Published online by Cambridge University Press: 17 January 2008
It is now well established that two distinct types of motion occur in geophysical turbulence: slow motions associated with potential vorticity advection and fast oscillations due to inertia–gravity waves (or acoustic waves). Many studies have theorized the existence of a flow for which the entire motion is controlled by the potential vorticity (or one ‘master variable’) – this is known as balance. In real geophysical flows, deviations from balance in the form of inertia–gravity waves or ‘imbalance’ have often been found to be small.

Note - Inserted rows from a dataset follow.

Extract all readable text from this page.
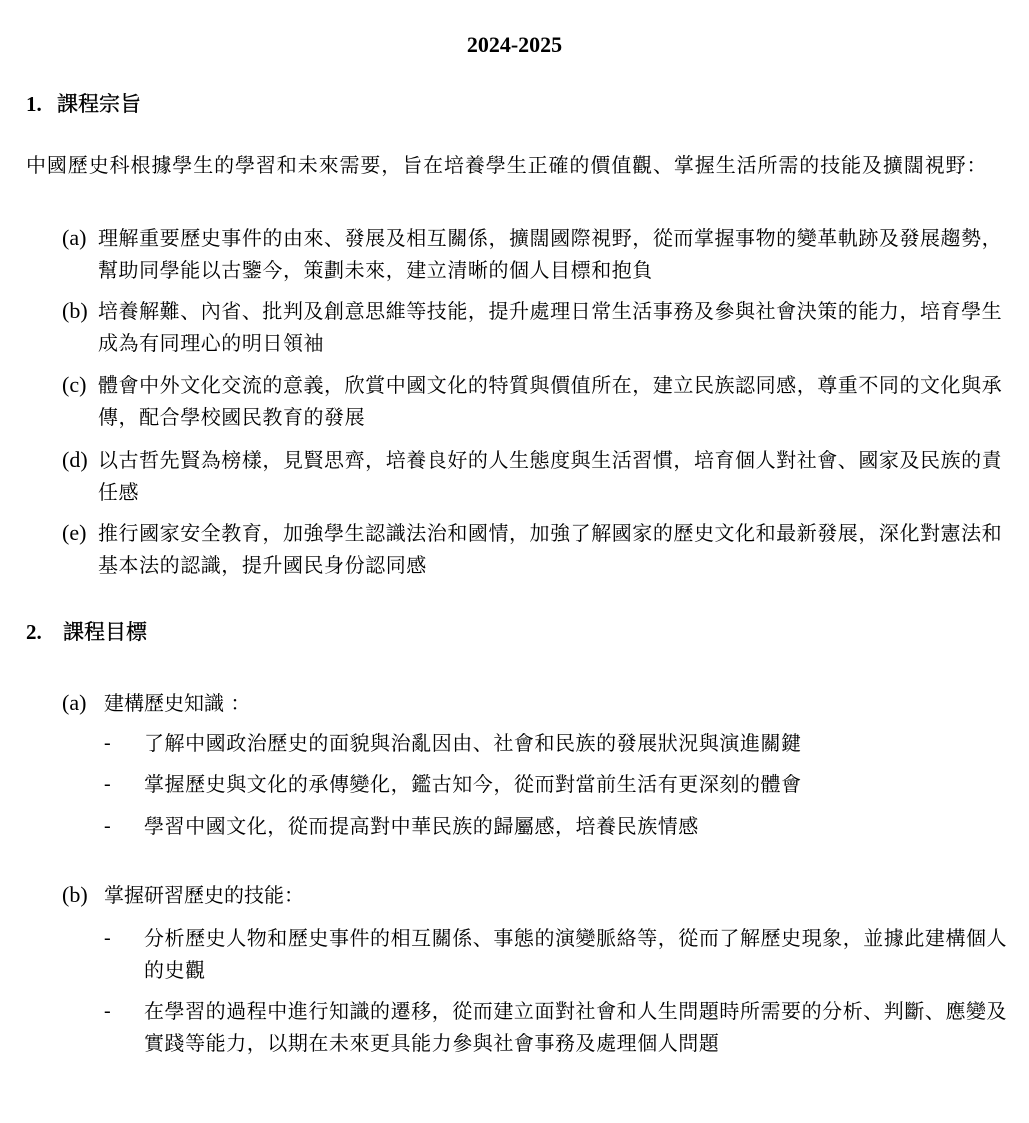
2024-2025
1. 課程宗旨
中國歷史科根據學生的學習和未來需要，旨在培養學生正確的價值觀、掌握生活所需的技能及擴闊視野：
(a) 理解重要歷史事件的由來、發展及相互關係，擴闊國際視野，從而掌握事物的變革軌跡及發展趨勢，幫助同學能以古鑒今，策劃未來，建立清晰的個人目標和抱負
(b) 培養解難、內省、批判及創意思維等技能，提升處理日常生活事務及參與社會決策的能力，培育學生成為有同理心的明日領袖
(c) 體會中外文化交流的意義，欣賞中國文化的特質與價值所在，建立民族認同感，尊重不同的文化與承傳，配合學校國民教育的發展
(d) 以古哲先賢為榜樣，見賢思齊，培養良好的人生態度與生活習慣，培育個人對社會、國家及民族的責任感
(e) 推行國家安全教育，加強學生認識法治和國情，加強了解國家的歷史文化和最新發展，深化對憲法和基本法的認識，提升國民身份認同感
2. 課程目標
(a) 建構歷史知識 ：
- 了解中國政治歷史的面貌與治亂因由、社會和民族的發展狀況與演進關鍵
- 掌握歷史與文化的承傳變化，鑑古知今，從而對當前生活有更深刻的體會
- 學習中國文化，從而提高對中華民族的歸屬感，培養民族情感
(b) 掌握研習歷史的技能：
- 分析歷史人物和歷史事件的相互關係、事態的演變脈絡等，從而了解歷史現象，並據此建構個人的史觀
- 在學習的過程中進行知識的遷移，從而建立面對社會和人生問題時所需要的分析、判斷、應變及實踐等能力，以期在未來更具能力參與社會事務及處理個人問題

Here we examine the extent to which balance holds in rotating stratified turbulence which is nearly balanced initially.
Using the non-hydrostatic fluid dynamical equations under the Boussinesq approximation, we analyse properties of rotating stratified turbulence spanning a range of Rossby numbers (Ro≡|ζ|max/f) and the frequency ratios (c≡N/f) where ζ is the relative vertical vorticity, f is the Coriolis frequency and N is the buoyancy frequency. Using a recently introduced diagnostic procedure, called ‘optimal potential vorticity balance’, we extract the balanced part of the flow in the simulations and assess how the degree of imbalance varies with the above parameters.
We also introduce a new and more efficient procedure, building upon a quasi-geostrophic scaling analysis of the complete non-hydrostatic equations. This ‘nonlinear quasi-geostrophic balance’ procedure expands the equations of motion to second order in Rossby number but retains the exact (unexpanded) definition of potential vorticity. This proves crucial for obtaining an accurate estimate of balanced motions. In the analysis of rotating stratified turbulence at Ro≲1 and N/f≫1, this procedure captures a significantly greater fraction of the underlying balance than standard (linear) quasi-geostrophic balance (which is based on the linearized equations about a state of rest). Nonlinear quasi-geostrophic balance also compares well with optimal potential vorticity balance, which captures the greatest fraction of the underlying balance overall.
More fundamentally, the results of these analyses indicate that balance dominates in carefully initialized simulations of freely decaying rotating stratified turbulence up to O(1) Rossby numbers when N/f≫1. The fluid motion exhibits important quasi-geostrophic features with, in particular, typical height-to-width scale ratios remaining comparable to f/N.